Not really; they work at different layers and are usually complementary. Guardrails AI and NeMo Guardrails shape the conversation by validating and filtering model inputs and outputs as text. Custosa controls the source data before the model: it inspects records and fields at runtime, applies deterministic role-based policy, and withholds prohibited fields before the prompt is built. Custosa governs what reaches the model; the guardrail frameworks shape what the model is allowed to say.

Can output filtering stop data leakage?

It reduces some leakage but cannot prevent it at the source. Output filters act after retrieval has already placed sensitive records into the prompt, so the model has already received the data, and the filter is left trying to catch it on the way out by pattern.
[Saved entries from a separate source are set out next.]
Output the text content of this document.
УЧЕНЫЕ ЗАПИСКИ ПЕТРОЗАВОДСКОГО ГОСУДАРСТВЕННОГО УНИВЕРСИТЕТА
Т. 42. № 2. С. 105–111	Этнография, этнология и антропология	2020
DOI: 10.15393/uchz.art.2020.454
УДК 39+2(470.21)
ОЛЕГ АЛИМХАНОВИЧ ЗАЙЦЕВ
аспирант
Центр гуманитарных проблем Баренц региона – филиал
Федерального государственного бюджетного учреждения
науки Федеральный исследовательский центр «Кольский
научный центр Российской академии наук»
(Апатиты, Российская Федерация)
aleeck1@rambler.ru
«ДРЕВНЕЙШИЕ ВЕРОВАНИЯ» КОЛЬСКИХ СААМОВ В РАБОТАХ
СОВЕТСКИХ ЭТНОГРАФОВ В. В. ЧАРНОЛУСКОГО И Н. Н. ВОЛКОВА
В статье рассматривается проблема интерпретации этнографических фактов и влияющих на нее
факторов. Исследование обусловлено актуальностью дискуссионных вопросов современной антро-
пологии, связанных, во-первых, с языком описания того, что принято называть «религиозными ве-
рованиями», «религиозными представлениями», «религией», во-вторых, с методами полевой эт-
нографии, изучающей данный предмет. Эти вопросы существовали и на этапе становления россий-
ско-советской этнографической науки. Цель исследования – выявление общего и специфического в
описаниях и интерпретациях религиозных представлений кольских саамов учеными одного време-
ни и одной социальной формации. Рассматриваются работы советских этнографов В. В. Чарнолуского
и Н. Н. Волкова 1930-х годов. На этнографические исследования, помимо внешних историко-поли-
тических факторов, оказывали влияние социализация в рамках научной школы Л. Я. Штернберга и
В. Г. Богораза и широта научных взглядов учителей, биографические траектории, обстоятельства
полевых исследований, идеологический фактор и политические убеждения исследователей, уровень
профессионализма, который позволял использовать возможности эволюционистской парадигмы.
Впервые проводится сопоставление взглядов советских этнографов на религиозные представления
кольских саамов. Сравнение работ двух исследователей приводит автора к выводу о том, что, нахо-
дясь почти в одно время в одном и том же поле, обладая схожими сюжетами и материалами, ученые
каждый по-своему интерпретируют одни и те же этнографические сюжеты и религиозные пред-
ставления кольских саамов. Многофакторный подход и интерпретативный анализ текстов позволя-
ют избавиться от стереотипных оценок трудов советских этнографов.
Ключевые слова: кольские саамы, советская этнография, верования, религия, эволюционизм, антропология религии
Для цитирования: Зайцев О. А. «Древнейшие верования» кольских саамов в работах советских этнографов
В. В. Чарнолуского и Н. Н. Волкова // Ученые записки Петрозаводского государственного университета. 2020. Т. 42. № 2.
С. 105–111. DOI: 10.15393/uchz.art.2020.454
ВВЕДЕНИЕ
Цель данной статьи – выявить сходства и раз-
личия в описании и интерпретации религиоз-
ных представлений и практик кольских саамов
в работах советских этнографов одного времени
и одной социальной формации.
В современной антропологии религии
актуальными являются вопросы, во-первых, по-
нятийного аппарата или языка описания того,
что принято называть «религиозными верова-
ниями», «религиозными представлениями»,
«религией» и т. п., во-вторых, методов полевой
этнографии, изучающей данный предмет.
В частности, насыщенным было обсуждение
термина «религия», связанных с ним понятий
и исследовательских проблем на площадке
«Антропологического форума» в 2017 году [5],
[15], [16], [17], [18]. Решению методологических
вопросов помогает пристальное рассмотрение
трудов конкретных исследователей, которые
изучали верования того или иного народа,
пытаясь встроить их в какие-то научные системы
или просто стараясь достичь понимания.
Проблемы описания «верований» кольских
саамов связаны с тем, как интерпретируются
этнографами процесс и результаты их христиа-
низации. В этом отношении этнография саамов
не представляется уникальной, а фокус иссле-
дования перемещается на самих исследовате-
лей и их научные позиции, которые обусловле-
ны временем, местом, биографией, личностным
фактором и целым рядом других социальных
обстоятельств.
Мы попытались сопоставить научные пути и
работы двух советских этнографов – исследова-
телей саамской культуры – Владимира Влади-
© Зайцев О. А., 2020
Detection is probabilistic and context-blind: the same value can be permitted for one role and prohibited for another. Preventing leakage reliably requires withholding the data before the model sees it, which is a data-layer control rather than a text-layer one.

What is the difference between prevention and filtering?

Filtering inspects text after the model has already received the data and tries to remove or block sensitive content on the way out. Prevention stops prohibited data from reaching the model at all. Custosa is a prevention control: it evaluates each field against the actor's role before the prompt is assembled and withholds what that actor may not see, so the model never receives it. A filter cannot make the model un-see a record it was already given; prevention ensures it was never given.

Can you use Custosa and output-filtering frameworks together?

Yes, and many teams should. A common pattern runs Custosa at retrieval time inside your environment, so prohibited fields are withheld before any prompt is built, then uses Guardrails AI or NeMo Guardrails around the model to enforce output format, block off-topic or unsafe responses, and keep the conversation on the rails. Custosa owns the data-control and evidence layer; the guardrail framework owns conversation safety and structure. Together they cover both what the model can see and what it is allowed to say.